I just knew prolific author & all-round good-guy Sean Williams would have something valuable to say about this. Read through to his one-line bio to see why. Today he answers: What strategies do you recommend to writers & artists to address creative exhaustion?

 

Stave it off at all costs. It’s a bit like RSI in that once you’ve got it, it’s a bugger to get rid of. I don’t have any magic tricks to keep it at bay, just solid, well-tried techniques that anyone could tell you about that might do the truck, if maintained regularly when you see the spectre looming.
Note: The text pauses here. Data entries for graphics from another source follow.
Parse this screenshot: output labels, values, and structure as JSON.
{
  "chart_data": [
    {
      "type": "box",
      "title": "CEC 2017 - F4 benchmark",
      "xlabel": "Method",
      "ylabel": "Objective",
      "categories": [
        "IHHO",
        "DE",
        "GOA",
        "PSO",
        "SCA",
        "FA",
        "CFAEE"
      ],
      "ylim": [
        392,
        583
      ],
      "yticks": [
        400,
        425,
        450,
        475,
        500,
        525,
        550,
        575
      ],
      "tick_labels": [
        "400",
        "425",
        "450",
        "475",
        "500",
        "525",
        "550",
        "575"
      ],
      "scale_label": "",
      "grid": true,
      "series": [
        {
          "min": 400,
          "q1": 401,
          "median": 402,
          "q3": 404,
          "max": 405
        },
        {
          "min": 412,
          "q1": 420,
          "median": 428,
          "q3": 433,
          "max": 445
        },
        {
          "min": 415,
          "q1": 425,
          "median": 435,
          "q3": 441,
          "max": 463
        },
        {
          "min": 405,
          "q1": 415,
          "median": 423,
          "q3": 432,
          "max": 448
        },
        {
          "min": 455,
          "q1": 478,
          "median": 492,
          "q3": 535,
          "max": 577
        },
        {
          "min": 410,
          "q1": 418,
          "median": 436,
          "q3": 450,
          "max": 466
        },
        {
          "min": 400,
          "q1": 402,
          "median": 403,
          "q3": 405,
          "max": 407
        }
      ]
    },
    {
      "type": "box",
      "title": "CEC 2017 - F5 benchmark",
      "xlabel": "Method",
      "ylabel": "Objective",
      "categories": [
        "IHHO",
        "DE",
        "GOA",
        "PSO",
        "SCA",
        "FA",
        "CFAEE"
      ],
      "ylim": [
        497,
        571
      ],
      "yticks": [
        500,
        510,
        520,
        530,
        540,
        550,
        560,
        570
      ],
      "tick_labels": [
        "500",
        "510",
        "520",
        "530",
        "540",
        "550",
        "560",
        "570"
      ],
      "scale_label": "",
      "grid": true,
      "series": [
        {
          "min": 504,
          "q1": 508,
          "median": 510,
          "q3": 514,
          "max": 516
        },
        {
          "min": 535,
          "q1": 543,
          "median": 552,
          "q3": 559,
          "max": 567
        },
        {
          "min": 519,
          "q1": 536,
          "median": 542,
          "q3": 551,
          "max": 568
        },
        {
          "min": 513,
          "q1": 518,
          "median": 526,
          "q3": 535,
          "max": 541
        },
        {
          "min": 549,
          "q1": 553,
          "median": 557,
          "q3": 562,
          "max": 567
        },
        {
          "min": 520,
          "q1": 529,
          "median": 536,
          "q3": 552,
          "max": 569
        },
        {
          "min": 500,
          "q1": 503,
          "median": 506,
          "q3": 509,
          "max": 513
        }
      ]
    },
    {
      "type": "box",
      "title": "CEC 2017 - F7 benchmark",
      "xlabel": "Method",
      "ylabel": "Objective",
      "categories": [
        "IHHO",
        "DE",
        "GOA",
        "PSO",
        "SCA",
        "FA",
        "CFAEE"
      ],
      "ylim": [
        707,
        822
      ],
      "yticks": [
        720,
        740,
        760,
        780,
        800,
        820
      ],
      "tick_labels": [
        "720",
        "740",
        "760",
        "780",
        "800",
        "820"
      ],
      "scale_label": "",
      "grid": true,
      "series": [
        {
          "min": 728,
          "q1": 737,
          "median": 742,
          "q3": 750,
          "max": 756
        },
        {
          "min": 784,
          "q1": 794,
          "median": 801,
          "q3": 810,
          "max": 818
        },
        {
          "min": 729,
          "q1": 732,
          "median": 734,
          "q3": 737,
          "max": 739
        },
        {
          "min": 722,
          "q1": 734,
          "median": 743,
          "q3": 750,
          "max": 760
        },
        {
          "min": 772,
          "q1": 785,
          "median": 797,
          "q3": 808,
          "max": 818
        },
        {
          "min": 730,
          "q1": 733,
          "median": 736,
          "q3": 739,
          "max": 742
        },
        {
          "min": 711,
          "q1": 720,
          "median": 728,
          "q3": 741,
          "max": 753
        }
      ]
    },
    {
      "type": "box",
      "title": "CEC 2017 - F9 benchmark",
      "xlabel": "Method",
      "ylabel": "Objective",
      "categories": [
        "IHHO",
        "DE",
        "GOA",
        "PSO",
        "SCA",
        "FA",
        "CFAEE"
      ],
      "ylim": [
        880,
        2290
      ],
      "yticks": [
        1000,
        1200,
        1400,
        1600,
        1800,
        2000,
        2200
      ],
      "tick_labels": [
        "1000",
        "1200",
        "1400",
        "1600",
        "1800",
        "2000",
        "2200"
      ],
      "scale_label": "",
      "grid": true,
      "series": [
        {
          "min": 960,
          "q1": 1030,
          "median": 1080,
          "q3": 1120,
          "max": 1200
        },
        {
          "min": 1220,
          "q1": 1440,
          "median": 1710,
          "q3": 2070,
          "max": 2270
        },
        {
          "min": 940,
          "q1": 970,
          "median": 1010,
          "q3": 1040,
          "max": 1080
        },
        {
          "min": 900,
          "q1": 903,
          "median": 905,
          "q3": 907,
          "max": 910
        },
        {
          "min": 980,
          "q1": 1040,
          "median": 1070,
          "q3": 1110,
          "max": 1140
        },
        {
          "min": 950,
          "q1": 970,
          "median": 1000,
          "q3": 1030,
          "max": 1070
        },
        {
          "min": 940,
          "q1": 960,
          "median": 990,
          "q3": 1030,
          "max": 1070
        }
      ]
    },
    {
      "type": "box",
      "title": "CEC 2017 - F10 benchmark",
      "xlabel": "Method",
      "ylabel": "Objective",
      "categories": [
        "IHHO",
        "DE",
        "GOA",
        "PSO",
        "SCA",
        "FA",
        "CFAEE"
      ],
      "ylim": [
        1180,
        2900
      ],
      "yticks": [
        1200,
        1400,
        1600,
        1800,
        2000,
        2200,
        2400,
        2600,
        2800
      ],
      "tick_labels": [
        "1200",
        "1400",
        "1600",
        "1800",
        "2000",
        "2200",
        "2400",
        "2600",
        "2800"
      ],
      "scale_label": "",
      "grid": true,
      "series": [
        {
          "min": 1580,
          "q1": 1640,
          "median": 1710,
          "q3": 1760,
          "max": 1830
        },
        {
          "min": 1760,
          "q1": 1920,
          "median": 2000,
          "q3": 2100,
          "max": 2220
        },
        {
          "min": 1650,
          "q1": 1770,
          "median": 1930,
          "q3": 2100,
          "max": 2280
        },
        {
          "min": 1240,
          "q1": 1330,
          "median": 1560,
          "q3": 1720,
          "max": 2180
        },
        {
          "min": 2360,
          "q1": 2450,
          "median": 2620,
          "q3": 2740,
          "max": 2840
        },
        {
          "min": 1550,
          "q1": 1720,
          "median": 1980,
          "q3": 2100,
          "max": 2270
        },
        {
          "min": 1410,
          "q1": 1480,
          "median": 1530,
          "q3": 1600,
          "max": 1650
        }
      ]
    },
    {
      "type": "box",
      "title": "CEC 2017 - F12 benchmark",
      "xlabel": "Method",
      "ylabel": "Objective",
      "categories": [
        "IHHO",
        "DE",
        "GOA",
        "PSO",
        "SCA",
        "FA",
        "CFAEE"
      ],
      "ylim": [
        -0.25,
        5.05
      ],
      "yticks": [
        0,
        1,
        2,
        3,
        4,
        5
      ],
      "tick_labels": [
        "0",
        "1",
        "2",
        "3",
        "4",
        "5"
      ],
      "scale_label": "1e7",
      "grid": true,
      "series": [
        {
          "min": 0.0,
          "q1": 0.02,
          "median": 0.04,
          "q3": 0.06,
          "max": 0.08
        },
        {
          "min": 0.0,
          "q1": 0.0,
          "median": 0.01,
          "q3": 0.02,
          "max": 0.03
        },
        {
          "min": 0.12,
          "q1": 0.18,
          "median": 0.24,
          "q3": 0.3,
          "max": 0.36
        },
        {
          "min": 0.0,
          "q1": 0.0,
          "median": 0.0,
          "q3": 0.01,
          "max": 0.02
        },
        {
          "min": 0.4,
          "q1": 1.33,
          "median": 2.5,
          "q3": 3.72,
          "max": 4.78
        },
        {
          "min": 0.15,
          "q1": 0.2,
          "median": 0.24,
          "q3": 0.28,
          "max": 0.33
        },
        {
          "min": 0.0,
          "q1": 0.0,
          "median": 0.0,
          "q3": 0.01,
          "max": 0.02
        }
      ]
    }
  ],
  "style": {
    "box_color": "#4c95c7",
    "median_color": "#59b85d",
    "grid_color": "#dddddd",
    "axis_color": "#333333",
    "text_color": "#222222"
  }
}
So . . . exercise (a one hour walk in noise-reduction headphones, with or without appropriate music, can have a powerfully restorative effect); meditation (ditto); a change of scenery; a temporary change of project (I always like to have something deeply uncommercial lurking in the wings, the crazier the better); a change of routine; a change of voice in your head (talk to someone else about your project, even, perhaps especially, if you hate doing that); and, when all else fails, try forbidding yourself from working on the project for a day, a week, a month–whatever it takes for your subconscious to rebel. Remember, you WANT to do this. That’s why you started, right? You WANT to finish, right? And maybe, just maybe, if none of these techniques work, there’s an important realization right there. (I only said that to get you moving.)

– Ten years ago, Sean Williams wrote nine novels in thirty months and lived to tell the tale.